The work of Stuart Hall advocates a continuum between three possible readings of a text:
1. Domination – the reader takes in the meaning of the sender exactly as it was intended and does not change it in his mind in anyway.
2. Negotiation – the reader takes in the meaning and changes it to match his own internal “radar” map he has generated on account of his experiences and beliefs.
3. Refutation – the reader rejects or drastically alters the meaning of the text to be used against the sender or posited as a contradiction to the sender’s text.
Now you might have noticed that I have reinterpreted Hall’s three modes of reading as a good negotiating reader should and stated them in my own words. And in keeping with Ashby’s Law of Requisite Variety they aren’t exactly what Hall meant to say but they don’t stray too far. I’m not arguing with him but at the same time I don’t completely agree with this simplified continuum model.
I would argue that the plethora of possible reading modes along and outside of this continuum are so vast that it would be un-blog like to list them all here. But I do want to make a few things clearer.
What is important to question active reception theory on is the actual amount of active reception presently occurring in our society.
Is popular culture really being taken into the minds of citizens and reinterpreted and reused to their benefit? Who is really winning in the corporation versus consumer trade?
To make it easier lets make a (by no means complete) list.

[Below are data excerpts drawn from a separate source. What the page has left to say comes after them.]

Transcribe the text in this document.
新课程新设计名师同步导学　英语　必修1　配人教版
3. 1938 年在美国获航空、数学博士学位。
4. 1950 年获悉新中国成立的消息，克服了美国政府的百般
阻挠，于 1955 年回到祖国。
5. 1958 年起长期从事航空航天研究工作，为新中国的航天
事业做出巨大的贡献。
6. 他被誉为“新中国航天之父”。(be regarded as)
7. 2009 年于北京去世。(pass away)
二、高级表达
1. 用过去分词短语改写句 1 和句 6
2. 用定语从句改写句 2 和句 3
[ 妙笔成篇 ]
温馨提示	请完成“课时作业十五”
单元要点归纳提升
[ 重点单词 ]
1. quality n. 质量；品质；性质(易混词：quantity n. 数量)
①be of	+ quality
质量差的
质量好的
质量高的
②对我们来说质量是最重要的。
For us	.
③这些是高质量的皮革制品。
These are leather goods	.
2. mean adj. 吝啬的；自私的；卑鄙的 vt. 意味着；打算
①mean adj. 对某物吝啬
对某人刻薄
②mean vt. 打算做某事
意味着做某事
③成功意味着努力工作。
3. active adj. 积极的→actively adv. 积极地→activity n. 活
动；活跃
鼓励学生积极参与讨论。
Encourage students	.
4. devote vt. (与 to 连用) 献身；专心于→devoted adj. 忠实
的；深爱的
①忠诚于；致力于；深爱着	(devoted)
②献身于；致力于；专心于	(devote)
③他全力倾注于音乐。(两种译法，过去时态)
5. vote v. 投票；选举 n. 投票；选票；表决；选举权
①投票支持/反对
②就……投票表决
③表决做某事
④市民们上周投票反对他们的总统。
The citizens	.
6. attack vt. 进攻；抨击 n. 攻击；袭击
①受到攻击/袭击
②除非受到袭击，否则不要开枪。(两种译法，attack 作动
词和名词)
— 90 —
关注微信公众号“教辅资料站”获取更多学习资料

Large organizations like corporations and governments have on their side:
- The judicial system
- Advertising system
- Oligopolistic media system
- Ownership of private property
- Accumulation of capital
- Dominant (market) ideology
- Time to work and money to spend
- Their own versions of cultural production
- Rent or mortgage payments
- Limited spaces for dissent
- Coercive and seductive “coerseductive” intra-personal networks
- Active reception (manipulation, negotiation, or rejection)
What active reception theory doesn’t account for is the power of the cooperation between the systems listed for large organizations to agree on preferred meanings and the homogeneous results we see in consumption pattern’s and uses and interpretations of popular culture.
Neither does it account for the social pre-conditioning that capitalism’s market ideology accomplishes in the infant mind that reduces the ability of future adults to negotiate or reject preferred meanings into different spaces of thought.
Even a recognition of the impressive power of coer-seductive intra-personal networks over corporate speech does not account for the possibility that the large majority of Western society’s intra-personal networks already believe in and actively support the dominant market ideology.
There is evidence for both sides, but the weight of evidence seems to tip the scales in Strangelove’s favour. A re-engagement with the theory of mass manipulation is depressing and unpopular. But if we are going to be honest with ourselves, it is at the very least necessary.